E quem é a pagadora dessas contas? Trata-se de Roberta Luchsinger, empresária e amiga próxima de Lulinha, o filho do presidente. Uma figura envolvida com esquemas ligados ao escândalo do INSS, aquele mesmo sistema coercitivo estatal que rouba a renda dos aposentados brasileiros sob o pretexto de prestar previdência social. Trata-se do clássico capitalismo de laços, onde a proximidade com o poder garante privilégios, enquanto a população carrega todo o fardo financeiro nas costas.
A tática usada pelo ex-chefe de gabinete também é emblemática. Mandar códigos de barra para que a lobista efetue o pagamento direto das contas é uma tentativa de não deixar rastros diretos nas contas correntes do burocrata. Só que a perícia bancária é implacável. A Polícia Federal consegue rastrear facilmente a origem do pagamento de qualquer boleto no sistema financeiro. A dúvida cruel que surge no ar é: o que mais estava no meio dessas faturas?
Diante desse cenário indefensável, o ex-assessor se viu forçado a pedir desligamento da campanha eleitoral petista.

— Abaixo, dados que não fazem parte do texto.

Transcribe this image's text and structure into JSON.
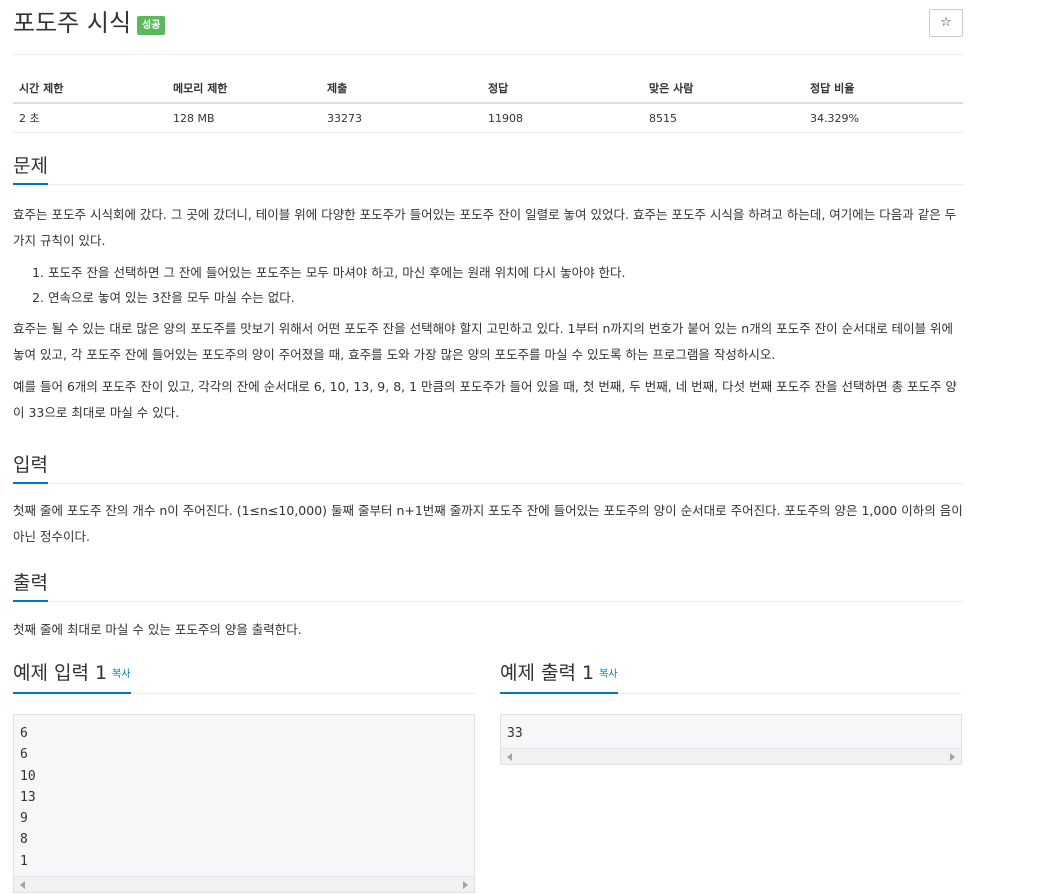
{
  "problem": {
    "title": "포도주 시식",
    "badge": "성공",
    "star_icon": "☆"
  },
  "info_table": {
    "headers": [
      "시간 제한",
      "메모리 제한",
      "제출",
      "정답",
      "맞은 사람",
      "정답 비율"
    ],
    "values": [
      "2 초",
      "128 MB",
      "33273",
      "11908",
      "8515",
      "34.329%"
    ]
  },
  "sections": {
    "problem_heading": "문제",
    "problem_p1": "효주는 포도주 시식회에 갔다. 그 곳에 갔더니, 테이블 위에 다양한 포도주가 들어있는 포도주 잔이 일렬로 놓여 있었다. 효주는 포도주 시식을 하려고 하는데, 여기에는 다음과 같은 두 가지 규칙이 있다.",
    "rules": [
      "포도주 잔을 선택하면 그 잔에 들어있는 포도주는 모두 마셔야 하고, 마신 후에는 원래 위치에 다시 놓아야 한다.",
      "연속으로 놓여 있는 3잔을 모두 마실 수는 없다."
    ],
    "problem_p2": "효주는 될 수 있는 대로 많은 양의 포도주를 맛보기 위해서 어떤 포도주 잔을 선택해야 할지 고민하고 있다. 1부터 n까지의 번호가 붙어 있는 n개의 포도주 잔이 순서대로 테이블 위에 놓여 있고, 각 포도주 잔에 들어있는 포도주의 양이 주어졌을 때, 효주를 도와 가장 많은 양의 포도주를 마실 수 있도록 하는 프로그램을 작성하시오.",
    "problem_p3": "예를 들어 6개의 포도주 잔이 있고, 각각의 잔에 순서대로 6, 10, 13, 9, 8, 1 만큼의 포도주가 들어 있을 때, 첫 번째, 두 번째, 네 번째, 다섯 번째 포도주 잔을 선택하면 총 포도주 양이 33으로 최대로 마실 수 있다.",
    "input_heading": "입력",
    "input_text": "첫째 줄에 포도주 잔의 개수 n이 주어진다. (1≤n≤10,000) 둘째 줄부터 n+1번째 줄까지 포도주 잔에 들어있는 포도주의 양이 순서대로 주어진다. 포도주의 양은 1,000 이하의 음이 아닌 정수이다.",
    "output_heading": "출력",
    "output_text": "첫째 줄에 최대로 마실 수 있는 포도주의 양을 출력한다."
  },
  "samples": {
    "input_heading": "예제 입력 1",
    "output_heading": "예제 출력 1",
    "copy_label": "복사",
    "input_text": "6\n6\n10\n13\n9\n8\n1",
    "output_text": "33"
  }
}
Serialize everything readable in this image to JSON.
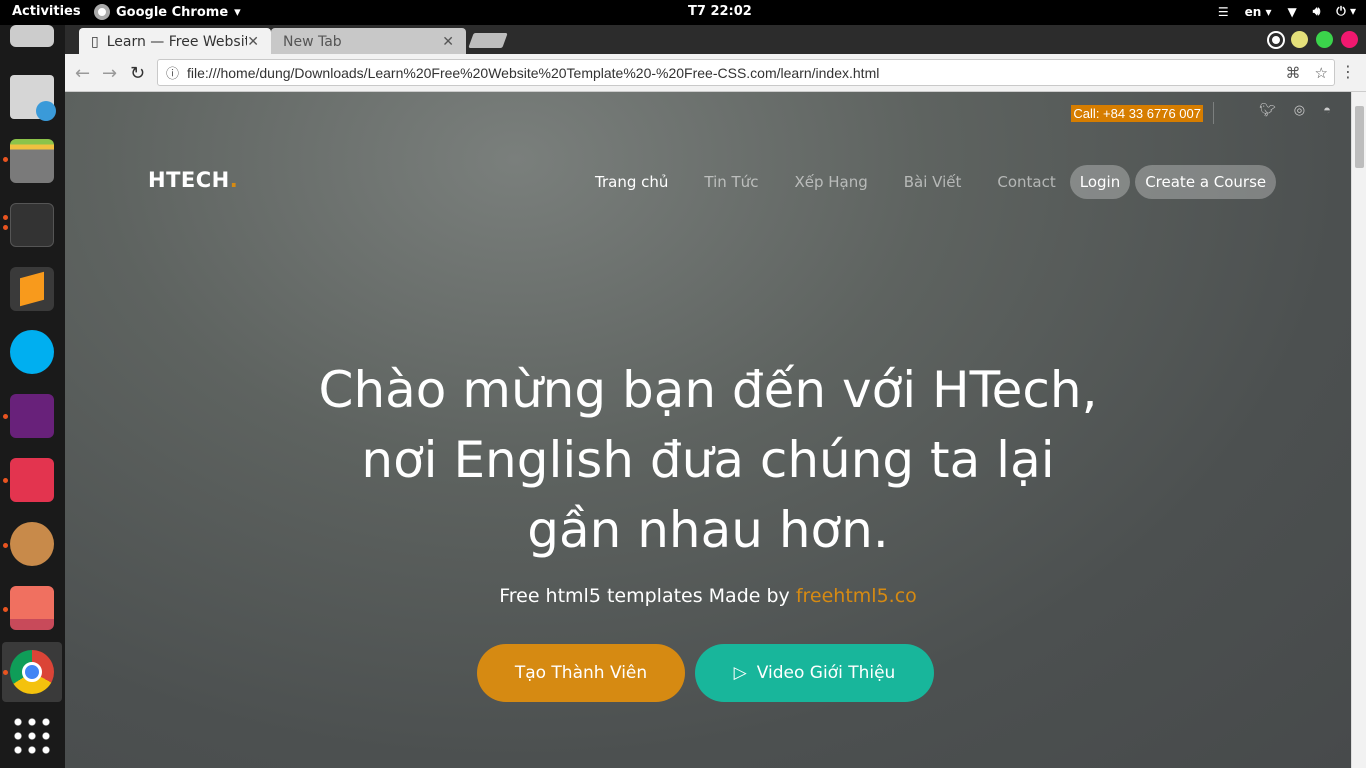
{
  "topbar": {
    "activities": "Activities",
    "app_name": "Google Chrome",
    "clock": "T7 22:02",
    "lang": "en"
  },
  "browser": {
    "tabs": [
      {
        "title": "Learn — Free Website",
        "active": true
      },
      {
        "title": "New Tab",
        "active": false
      }
    ],
    "url": "file:///home/dung/Downloads/Learn%20Free%20Website%20Template%20-%20Free-CSS.com/learn/index.html"
  },
  "page": {
    "call": "Call: +84 33 6776 007",
    "logo": "HTECH",
    "logo_dot": ".",
    "nav": [
      "Trang chủ",
      "Tin Tức",
      "Xếp Hạng",
      "Bài Viết",
      "Contact"
    ],
    "login": "Login",
    "create_course": "Create a Course",
    "hero_title": "Chào mừng bạn đến với HTech, nơi English đưa chúng ta lại gần nhau hơn.",
    "hero_sub_prefix": "Free html5 templates Made by ",
    "hero_sub_link": "freehtml5.co",
    "btn_primary": "Tạo Thành Viên",
    "btn_secondary": "Video Giới Thiệu"
  },
  "colors": {
    "accent": "#d68a12",
    "teal": "#18b69b"
  }
}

Ele já havia sido deslocado do Palácio do Planalto para a estrutura da campanha e, agora, precisou ser escondido para evitar maiores desgastes à imagem do próprio presidente. É a reação típica de um aparato político que tenta estancar sangramentos reputacionais quando a sujeira transborda.
A grande questão — e a pergunta que o cidadão pagador de impostos deve fazer — é simples: será que todos esses duzentos e quarenta e nove mil reais em boletos eram exclusivamente despesas do Marcola? Ou o ex-chefe de gabinete também estava incluindo contas de terceiros, ou até do próprio chefe, nessa rotina de pagamentos facilitados por lobistas? Quando o aparato público e o lobby privado se fundem, os limites do patrimônio pessoal das autoridades tornam-se completamente nebulosos.
O Estado não produz absolutamente nada. Cada centavo gasto por burocratas e por lobistas que gravitam ao redor do poder foi previamente retirado do bolso do indivíduo produtivo por meio da coerção estatal. O caso dessas contas pagas por terceiros expõe a verdadeira natureza do sistema: uma engrenagem que extorque a sociedade para bancar o luxo, os favores e o silêncio de elites políticas que jamais produziram um único bem no mercado livre.
BRASIL E MUNDO — Fechamento
Se você ainda acredita na fábula do Estado protetor que cuida dos seus interesses, reflita sobre esse absurdo. Enquanto você trabalha duro para quitar seus compromissos e pagar tributos escorchantes, os burocratas do regime usam seu poder para terceirizar os próprios boletos com lobistas do esquema.
Lembre-se sempre: imposto é roubo, o Estado é uma quadrilha e a única solução real para a corrupção é o fim do monopólio da coerção e a defesa intransigente da liberdade individual. Pense nisso, questione a autoridade e recuse o parasitismo estatal.